Гонимый алканием чуда, не раз за зиму и на исходе дня, вскинув на плечи ветхий, вятской поры, кожушок, кружным путем через боковой ход пробирался священник в обындевелый храм. В год, как Кирова убили, жестокое поветрие порвало обшивку купола и через дыры вместе с голубями ворвались недуги подобных зданий, покинутых Богом и людьми. Пророки и евангелисты в кольцевом барабане покрылись известковыми нарывами, а запрестольная фреска вовсе превратилась в легкомысленный натюрморт. Зажмурясь, чтоб не видеть запустенья, ничком валился на щербатый, выхоженный пол и, не простужаясь, по часу и дольше лежал распластанный, шепча сто тридцать восьмой псалом, и так был насторожен слух, что слышал паденье оторвавшейся от купола снежинки инея. Вдруг где-то над головой, как бы на тарабарском языке, возникала отдаленная речь вперемежку с плеском крыльев и глухим скрежетом скрестившихся мечей, и замирало сердце, принявшее мираж за докатившийся сюда отголосок битвы Добра со Злом. И не было о. Матвею ни намека, ни хотя бы утвердительного лучика в ответ, всего лишь курлыкали вверху слетевшиеся на ночлег иззябшие голуби, да вечерний сквозняк шевелил ржавые листы порванной кровли, да еще пришел Финогеич, отыскавший пропавшего попа по следу в глубоких снегах той зимы.
– Беда с людишками, совсем припадошные стали! Подымайся, дакось я тебе помогу… – ворчал старик и придерживал беднягу под локоток, пока могильный озноб стекал обратно в камень. – Как в сказке говорится, чего еще тебе, старче, надобно? Сапожной иглой злата не добудешь, зато никакая рыбина зубатая в нищую-то нору за добычей не сунется. Слышь, волна какая вверху расхлесталася, а у нас тишина, как на дне морском. Нас-то многовато развелось, дай Ему отдохнуть от нас! Может, еще и повидаетесь, по ком скорбишь, потерпи… – И всю дорогу выговаривал смирившемуся батюшке о вреде лежания на плитах, ровно вымолоченный сноп – долго ли остудиться этак-то, а тот повинно отшучивался, дескать, приговоренные не простужаются.
…За те памятные полтора часа, потраченные на попытку логически расшифровать мистический иероглиф бытия, который все мыслящее читает в своем ключе, Матвею Петровичу живо вспомнилось одно опалившее ему душу утро давней поры полного сиротства между смертью матери и опекой благодетельного шорника.
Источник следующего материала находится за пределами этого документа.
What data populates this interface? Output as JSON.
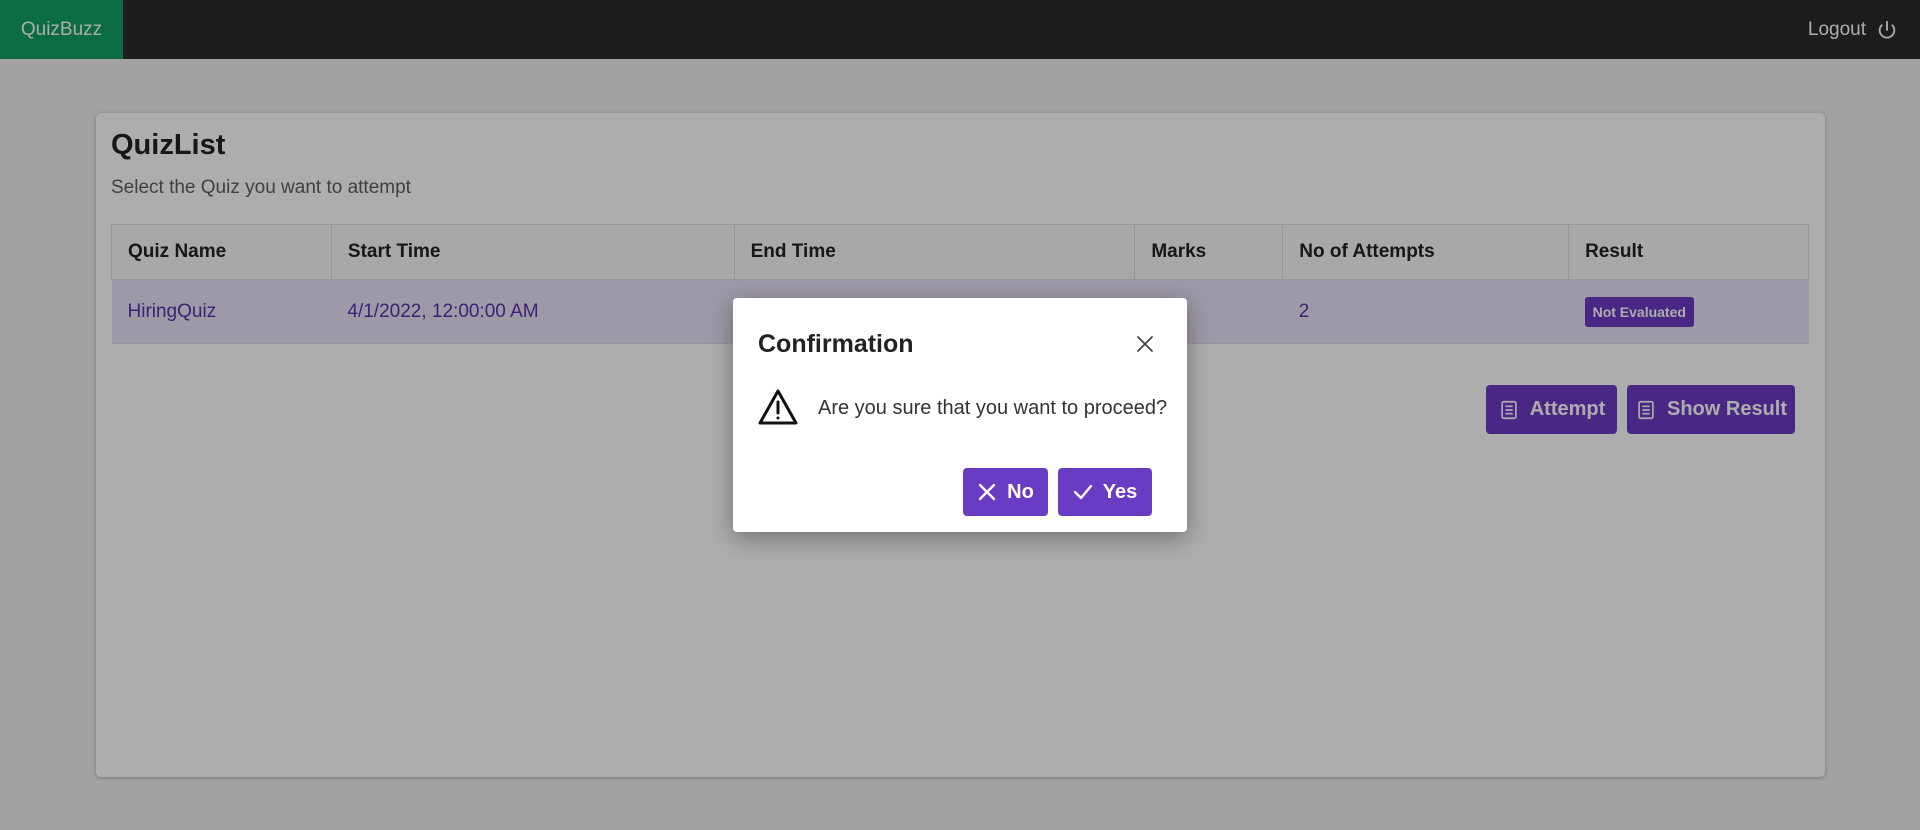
{
  "navbar": {
    "brand": "QuizBuzz",
    "logout_label": "Logout"
  },
  "card": {
    "title": "QuizList",
    "subtitle": "Select the Quiz you want to attempt"
  },
  "table": {
    "headers": [
      "Quiz Name",
      "Start Time",
      "End Time",
      "Marks",
      "No of Attempts",
      "Result"
    ],
    "rows": [
      {
        "quiz_name": "HiringQuiz",
        "start_time": "4/1/2022, 12:00:00 AM",
        "end_time": "",
        "marks": "",
        "attempts": "2",
        "result": "Not Evaluated"
      }
    ]
  },
  "actions": {
    "attempt_label": "Attempt",
    "show_result_label": "Show Result"
  },
  "dialog": {
    "title": "Confirmation",
    "message": "Are you sure that you want to proceed?",
    "no_label": "No",
    "yes_label": "Yes"
  },
  "colors": {
    "accent": "#6a3bc3",
    "brand": "#0f9f5f",
    "navbar": "#2b2b2b"
  }
}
В бытность подпаском на селе, оставленный наедине со стадом и застигнутый грозою на лугу без всякого укрытия кругом, мальчик недвижно, с благоговейным испугом подлинного откровения выстоял литургию стихий, где чьи-то молнийные возгласы, чередуясь с басовитой осанной громов, завершились штормовым ливнем, насквозь промочившим парнишку. Наступившая затем, как бы по праву, робким щебетом пташек оглашаемая тишина звучала как совместный кому-то гимн благодаренья всей живности земной от затихшего стада до травы включительно. Любой из Матвеевых сверстников воспринял бы ту, во всю ширь окоема распахнувшуюся радугу как приглашение природы принять участие в ее беспечальных играх напропалую, но пастушонок лишь ежился в отяжелевших от влаги лохмотьях. Наверно, такая же, на грани разумности проступившая потребность в убежище от непогоды учила нашего предка преодолевать заодно и прочие неудобства первобытного существованья, что и доставило ему сперва старшинство в семье, а затем и свойственную царям тоскливую одинокость, толкнувшую его впоследствии на розыск пусть отдаленнейшей, на микробном уровне, космической родни, которая почему-то никак не откликается на наши позывные. Не отсюда ли возникла дерзкая Матвеева догадка о вовсе невыносимом, герметически замкнутом одиночестве Демиурга, звездно взорвавшегося некогда блистательной россыпью миров?